AFM

AFM is the Dutch Authority for the Financial Markets, supervising financial-market conduct, disclosure and investor-facing behaviour.

What it means in Dutch business

AFM signals matter when Dutch market confidence, listed-company communication, financial products or advisory conduct become part of the business file. For The Polder reader, the term is useful when it explains what must be checked in the Dutch file, who carries responsibility and how a public rule or signal reaches daily business decisions.

Why it matters

AFM signals matter when Dutch market confidence, listed-company communication, financial products or advisory conduct become part of the business file.

Where readers see it

  • market supervision
  • listed-company disclosure
  • financial advice
  • investor protection
  • prospectus review

In practice

  • market supervision
  • listed-company disclosure
  • financial advice
  • investor protection
  • prospectus review

What to check

  • Whether AFM is a hard data point, a survey signal or a market-price signal.
  • Which period, source and comparison base are being used.
  • How the signal reaches margins, financing, demand, wages or investment timing.
  • Whether company-level evidence confirms or contradicts the public signal.

Common mistake

AFM is not only a regulator for banks.

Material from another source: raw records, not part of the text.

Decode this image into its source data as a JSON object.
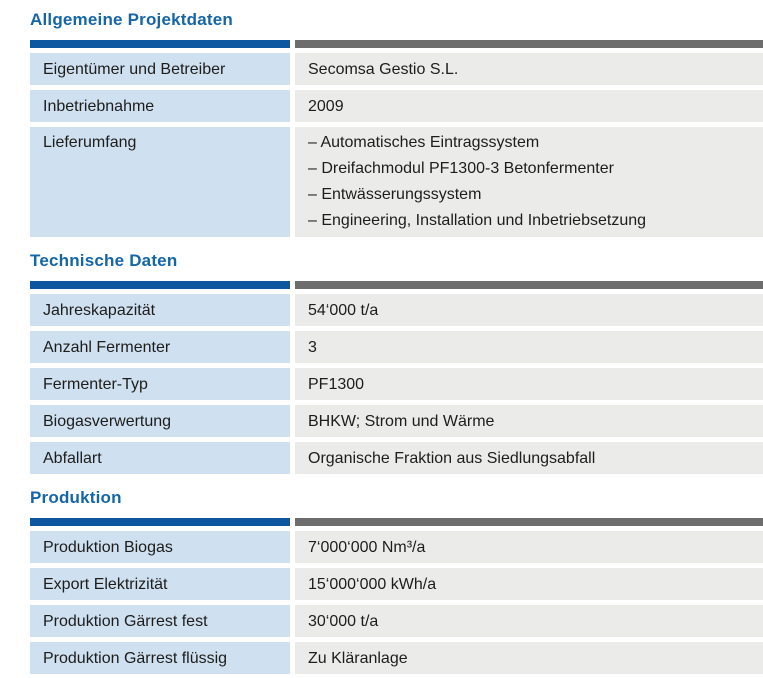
{
  "colors": {
    "background": "#ffffff",
    "text": "#1d1d1b",
    "section_title": "#1565a9",
    "header_bar_label": "#0c57a0",
    "header_bar_value": "#6d6d6d",
    "label_cell_bg": "#cfe0f0",
    "value_cell_bg": "#ebebe9"
  },
  "sections": [
    {
      "title": "Allgemeine Projektdaten",
      "rows": [
        {
          "label": "Eigentümer und Betreiber",
          "value": "Secomsa Gestio S.L."
        },
        {
          "label": "Inbetriebnahme",
          "value": "2009"
        },
        {
          "label": "Lieferumfang",
          "value": "– Automatisches Eintragssystem\n– Dreifachmodul PF1300-3 Betonfermenter\n– Entwässerungssystem\n– Engineering, Installation und Inbetriebsetzung"
        }
      ]
    },
    {
      "title": "Technische Daten",
      "rows": [
        {
          "label": "Jahreskapazität",
          "value": "54‘000 t/a"
        },
        {
          "label": "Anzahl Fermenter",
          "value": "3"
        },
        {
          "label": "Fermenter-Typ",
          "value": "PF1300"
        },
        {
          "label": "Biogasverwertung",
          "value": "BHKW; Strom und Wärme"
        },
        {
          "label": "Abfallart",
          "value": "Organische Fraktion aus Siedlungsabfall"
        }
      ]
    },
    {
      "title": "Produktion",
      "rows": [
        {
          "label": "Produktion Biogas",
          "value": "7‘000‘000 Nm³/a"
        },
        {
          "label": "Export Elektrizität",
          "value": "15‘000‘000 kWh/a"
        },
        {
          "label": "Produktion Gärrest fest",
          "value": "30‘000 t/a"
        },
        {
          "label": "Produktion Gärrest flüssig",
          "value": "Zu Kläranlage"
        }
      ]
    }
  ]
}
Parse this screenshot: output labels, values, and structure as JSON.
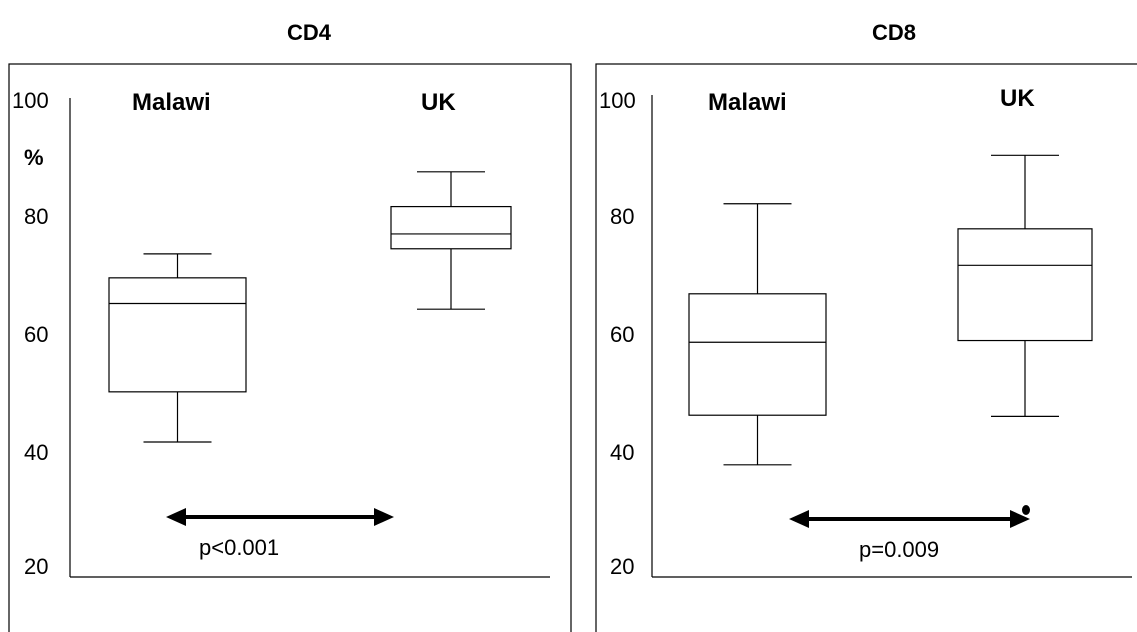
{
  "chart_data": [
    {
      "type": "box",
      "title": "CD4",
      "ylabel": "%",
      "ylim": [
        20,
        100
      ],
      "yticks": [
        "20",
        "40",
        "60",
        "80",
        "100"
      ],
      "categories": [
        "Malawi",
        "UK"
      ],
      "boxes": [
        {
          "category": "Malawi",
          "min": 40,
          "q1": 48.8,
          "median": 64.3,
          "q3": 68.8,
          "max": 73
        },
        {
          "category": "UK",
          "min": 63.3,
          "q1": 73.9,
          "median": 76.5,
          "q3": 81.3,
          "max": 87.4
        }
      ],
      "annotation": "p<0.001"
    },
    {
      "type": "box",
      "title": "CD8",
      "ylabel": "",
      "ylim": [
        20,
        100
      ],
      "yticks": [
        "20",
        "40",
        "60",
        "80",
        "100"
      ],
      "categories": [
        "Malawi",
        "UK"
      ],
      "boxes": [
        {
          "category": "Malawi",
          "min": 36,
          "q1": 44.7,
          "median": 57.5,
          "q3": 66,
          "max": 81.8
        },
        {
          "category": "UK",
          "min": 44.5,
          "q1": 57.8,
          "median": 71,
          "q3": 77.4,
          "max": 90.3
        }
      ],
      "annotation": "p=0.009"
    }
  ]
}
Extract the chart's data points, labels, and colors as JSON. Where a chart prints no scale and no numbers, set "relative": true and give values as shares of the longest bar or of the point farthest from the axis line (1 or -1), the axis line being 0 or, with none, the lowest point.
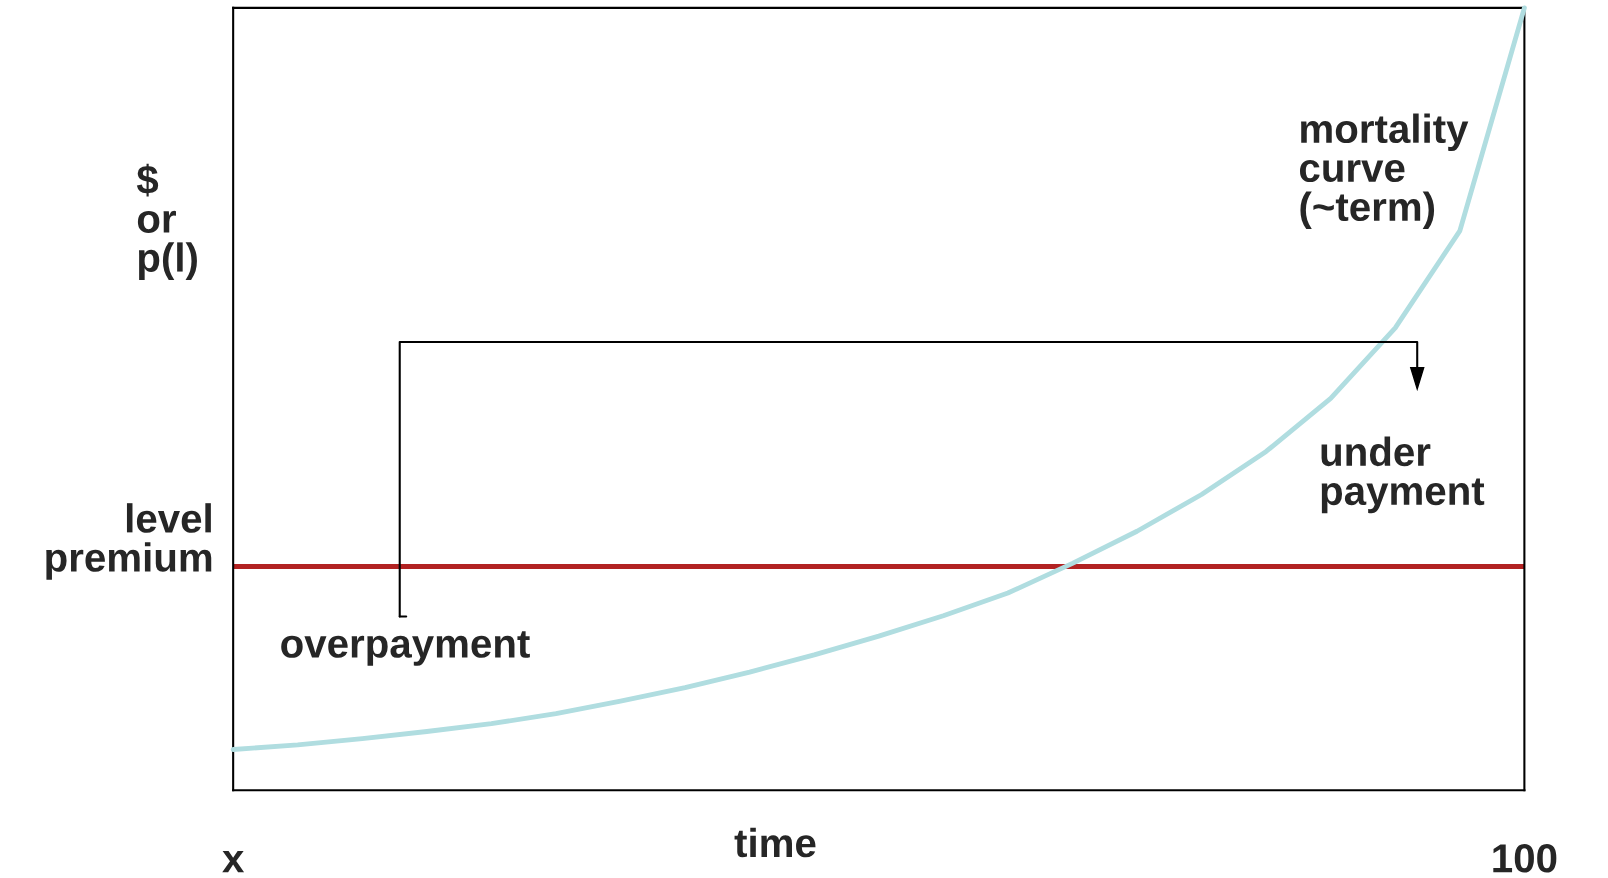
{
  "chart_data": {
    "type": "line",
    "relative": true,
    "xlabel": "time",
    "ylabel": "$\nor\np(l)",
    "categories": [
      "x",
      null,
      null,
      null,
      null,
      null,
      null,
      null,
      null,
      null,
      null,
      null,
      null,
      null,
      null,
      null,
      null,
      null,
      null,
      null,
      "100"
    ],
    "series": [
      {
        "color": "#b0dde0",
        "values": [
          0.052,
          0.058,
          0.066,
          0.075,
          0.085,
          0.098,
          0.114,
          0.131,
          0.151,
          0.173,
          0.197,
          0.223,
          0.252,
          0.29,
          0.331,
          0.378,
          0.433,
          0.501,
          0.591,
          0.715,
          1.0
        ]
      }
    ],
    "ref_lines": [
      {
        "axis": "y",
        "value": 0.286,
        "label": "level\npremium",
        "color": "#b22222"
      }
    ],
    "annotations": [
      "mortality\ncurve\n(~term)",
      "under\npayment",
      "overpayment"
    ],
    "grid": false,
    "legend": false,
    "marker": "none",
    "line_style": "solid"
  }
}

It also shapes how financial information and market conduct must remain readable.

The Polder reading

The Polder reads AFM through Market Pulse: not as loose terminology, but as a way to connect market supervision, listed-company disclosure, financial advice to the decision a company, adviser or public authority has to defend.

Related terms

  • DNB
  • AEX
  • prospectus

Related Polder columns

Last updated by The Polder Dictionary on 2026-06-07T16:12:35+00:00.